As AI coding autonomy climbs toward full automation, the real bottleneck shifts from writing code to defining what to build. A new open-source pipeline turns meeting transcripts into structured specs.

The piece builds on a five-level framework for AI coding autonomy, arguing that while most organizations sit at Level 2-3 (AI-generated code with human or automated review) and celebrate impressive PR velocity gains, those metrics obscure a bottleneck quietly migrating upstream. Each level transition shifts the constraint: from writing code, to reviewing it, to integrating and deploying it. Once organizations reach Level 4, where AI agents handle implementation end-to-end, the bottleneck lands for the first time on the humans writing specifications - a limit the author calls the 'spec ceiling.'

The symptoms are already visible in early adopters: rushed product managers, thinner specs, and teams building the wrong thing faster than ever before. The author's key insight is that the raw material to fix this already exists inside every organization - recorded stakeholder meetings - but manual note-taking captures only a fraction of the signal buried in those conversations.

To close that gap, the author built an open-source three-layer toolchain.

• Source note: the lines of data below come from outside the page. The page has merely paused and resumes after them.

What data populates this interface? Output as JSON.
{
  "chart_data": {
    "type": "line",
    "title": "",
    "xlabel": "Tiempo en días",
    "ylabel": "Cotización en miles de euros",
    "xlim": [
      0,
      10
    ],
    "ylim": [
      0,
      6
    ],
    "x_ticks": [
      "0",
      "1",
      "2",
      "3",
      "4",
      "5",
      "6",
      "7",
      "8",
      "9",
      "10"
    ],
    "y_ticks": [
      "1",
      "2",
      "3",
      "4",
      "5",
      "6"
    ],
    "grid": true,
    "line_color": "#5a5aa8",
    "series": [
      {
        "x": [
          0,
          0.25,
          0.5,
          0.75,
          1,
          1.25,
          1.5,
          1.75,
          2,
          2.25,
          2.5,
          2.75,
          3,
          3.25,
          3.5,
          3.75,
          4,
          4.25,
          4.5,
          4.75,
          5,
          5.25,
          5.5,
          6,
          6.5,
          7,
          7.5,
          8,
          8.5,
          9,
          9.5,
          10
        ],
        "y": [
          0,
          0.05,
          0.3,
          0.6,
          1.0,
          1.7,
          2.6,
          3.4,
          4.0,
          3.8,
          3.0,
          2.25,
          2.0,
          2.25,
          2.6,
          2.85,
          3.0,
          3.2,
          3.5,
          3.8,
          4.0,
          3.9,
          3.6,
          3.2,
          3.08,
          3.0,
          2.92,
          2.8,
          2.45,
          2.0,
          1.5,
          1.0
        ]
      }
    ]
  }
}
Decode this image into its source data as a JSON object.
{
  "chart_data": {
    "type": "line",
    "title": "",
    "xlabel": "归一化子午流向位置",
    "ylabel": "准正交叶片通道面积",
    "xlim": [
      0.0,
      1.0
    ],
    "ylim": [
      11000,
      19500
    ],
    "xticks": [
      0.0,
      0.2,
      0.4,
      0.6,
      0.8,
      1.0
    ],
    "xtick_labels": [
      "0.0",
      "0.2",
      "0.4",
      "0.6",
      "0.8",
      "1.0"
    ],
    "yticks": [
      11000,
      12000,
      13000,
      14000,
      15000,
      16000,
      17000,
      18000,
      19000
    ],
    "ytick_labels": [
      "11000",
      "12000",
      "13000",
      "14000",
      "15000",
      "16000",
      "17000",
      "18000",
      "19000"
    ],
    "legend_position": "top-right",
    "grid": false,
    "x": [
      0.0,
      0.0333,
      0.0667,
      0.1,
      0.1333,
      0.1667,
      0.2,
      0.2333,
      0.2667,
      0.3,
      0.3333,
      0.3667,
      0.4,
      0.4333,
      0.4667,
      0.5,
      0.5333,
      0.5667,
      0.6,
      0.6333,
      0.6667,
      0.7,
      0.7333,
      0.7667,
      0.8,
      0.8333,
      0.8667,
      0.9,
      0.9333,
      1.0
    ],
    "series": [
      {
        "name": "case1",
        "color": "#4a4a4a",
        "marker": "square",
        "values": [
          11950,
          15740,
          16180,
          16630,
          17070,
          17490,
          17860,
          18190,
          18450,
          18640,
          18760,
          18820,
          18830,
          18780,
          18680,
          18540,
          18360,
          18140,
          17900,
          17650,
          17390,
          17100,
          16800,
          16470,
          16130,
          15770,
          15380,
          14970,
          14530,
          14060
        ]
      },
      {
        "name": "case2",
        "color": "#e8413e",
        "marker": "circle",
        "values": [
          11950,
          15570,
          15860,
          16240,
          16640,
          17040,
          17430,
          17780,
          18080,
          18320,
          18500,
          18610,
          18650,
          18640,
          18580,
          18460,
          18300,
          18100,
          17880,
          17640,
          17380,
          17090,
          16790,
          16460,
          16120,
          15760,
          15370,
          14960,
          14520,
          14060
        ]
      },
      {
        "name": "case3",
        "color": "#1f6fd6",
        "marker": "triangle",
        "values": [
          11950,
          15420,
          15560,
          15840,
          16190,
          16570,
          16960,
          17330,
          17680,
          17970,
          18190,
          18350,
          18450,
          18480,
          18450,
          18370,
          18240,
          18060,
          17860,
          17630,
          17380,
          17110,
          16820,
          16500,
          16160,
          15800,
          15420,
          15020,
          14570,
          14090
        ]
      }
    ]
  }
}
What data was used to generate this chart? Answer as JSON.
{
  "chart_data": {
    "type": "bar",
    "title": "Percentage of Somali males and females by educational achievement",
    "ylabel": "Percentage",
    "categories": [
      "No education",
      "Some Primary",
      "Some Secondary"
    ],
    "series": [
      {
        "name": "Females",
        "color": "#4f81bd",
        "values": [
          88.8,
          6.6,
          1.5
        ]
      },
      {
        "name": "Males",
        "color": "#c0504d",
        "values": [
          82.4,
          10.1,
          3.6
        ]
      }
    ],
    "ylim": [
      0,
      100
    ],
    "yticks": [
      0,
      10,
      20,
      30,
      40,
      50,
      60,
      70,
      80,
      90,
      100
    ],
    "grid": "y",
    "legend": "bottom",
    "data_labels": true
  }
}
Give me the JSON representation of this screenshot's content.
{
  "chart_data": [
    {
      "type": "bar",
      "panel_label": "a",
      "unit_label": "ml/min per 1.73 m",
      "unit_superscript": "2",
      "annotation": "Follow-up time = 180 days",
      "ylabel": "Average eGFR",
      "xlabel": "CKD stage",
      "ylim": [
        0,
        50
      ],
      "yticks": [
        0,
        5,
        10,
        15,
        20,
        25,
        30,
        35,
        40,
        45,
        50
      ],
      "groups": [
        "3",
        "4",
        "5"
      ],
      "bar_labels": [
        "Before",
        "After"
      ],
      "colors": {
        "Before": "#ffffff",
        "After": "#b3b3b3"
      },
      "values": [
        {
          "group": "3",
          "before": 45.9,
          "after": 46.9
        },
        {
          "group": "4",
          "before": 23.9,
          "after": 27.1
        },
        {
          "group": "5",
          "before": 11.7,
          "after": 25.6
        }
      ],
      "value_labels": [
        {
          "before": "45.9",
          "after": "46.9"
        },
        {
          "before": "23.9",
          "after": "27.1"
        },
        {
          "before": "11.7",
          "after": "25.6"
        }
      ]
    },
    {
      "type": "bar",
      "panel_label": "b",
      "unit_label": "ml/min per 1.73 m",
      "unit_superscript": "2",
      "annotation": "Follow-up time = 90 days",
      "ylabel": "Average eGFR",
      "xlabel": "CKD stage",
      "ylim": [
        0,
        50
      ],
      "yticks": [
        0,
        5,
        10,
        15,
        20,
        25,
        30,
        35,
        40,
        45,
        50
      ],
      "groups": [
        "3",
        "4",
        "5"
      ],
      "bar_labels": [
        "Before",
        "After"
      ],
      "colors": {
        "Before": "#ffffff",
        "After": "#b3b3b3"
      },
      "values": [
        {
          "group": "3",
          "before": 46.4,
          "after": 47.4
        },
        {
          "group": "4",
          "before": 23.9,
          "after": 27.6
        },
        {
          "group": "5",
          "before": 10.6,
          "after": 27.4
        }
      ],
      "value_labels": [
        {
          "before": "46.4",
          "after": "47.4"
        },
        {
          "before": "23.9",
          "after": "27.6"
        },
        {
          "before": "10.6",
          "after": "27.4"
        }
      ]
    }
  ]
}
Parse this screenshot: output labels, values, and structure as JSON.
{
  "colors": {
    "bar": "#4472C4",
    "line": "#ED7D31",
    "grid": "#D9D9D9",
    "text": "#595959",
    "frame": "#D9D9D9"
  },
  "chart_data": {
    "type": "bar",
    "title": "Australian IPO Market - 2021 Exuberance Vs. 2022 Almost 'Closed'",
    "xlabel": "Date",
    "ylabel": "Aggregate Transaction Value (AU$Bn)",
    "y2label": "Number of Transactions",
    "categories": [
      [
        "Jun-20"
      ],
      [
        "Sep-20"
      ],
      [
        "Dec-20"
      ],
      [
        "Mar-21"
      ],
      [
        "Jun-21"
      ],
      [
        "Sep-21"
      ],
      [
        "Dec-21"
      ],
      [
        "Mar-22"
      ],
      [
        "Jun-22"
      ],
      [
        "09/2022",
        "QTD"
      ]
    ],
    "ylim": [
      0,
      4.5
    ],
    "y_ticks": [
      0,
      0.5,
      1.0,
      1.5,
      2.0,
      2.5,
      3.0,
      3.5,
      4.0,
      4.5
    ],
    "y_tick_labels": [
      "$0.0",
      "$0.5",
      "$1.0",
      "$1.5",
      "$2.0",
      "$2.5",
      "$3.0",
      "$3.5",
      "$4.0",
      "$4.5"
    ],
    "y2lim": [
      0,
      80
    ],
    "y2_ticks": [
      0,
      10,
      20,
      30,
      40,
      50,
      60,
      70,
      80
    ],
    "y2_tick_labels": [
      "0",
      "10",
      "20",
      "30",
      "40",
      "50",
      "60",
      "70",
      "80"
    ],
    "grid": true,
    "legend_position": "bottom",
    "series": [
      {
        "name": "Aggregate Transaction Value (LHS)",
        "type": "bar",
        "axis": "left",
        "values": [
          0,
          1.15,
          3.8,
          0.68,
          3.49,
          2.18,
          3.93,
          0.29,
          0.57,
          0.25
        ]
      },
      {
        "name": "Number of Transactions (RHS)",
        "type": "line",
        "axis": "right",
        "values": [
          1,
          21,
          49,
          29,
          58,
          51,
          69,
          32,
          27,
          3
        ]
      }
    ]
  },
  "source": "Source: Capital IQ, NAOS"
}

The first layer distills meeting transcripts into classified acceptance criteria (stated, implied, interpreted, inferred) and flags vague or deferred requirements. The second layer converts that distillation into a structured product requirements document with user stories, scope, and success criteria. The third layer, a spec-driven development pipeline, turns the PRD into implementable specifications. For engineering teams, the takeaway is clear: as coding speed becomes commoditized, the ability to precisely define what to build becomes the new competitive constraint.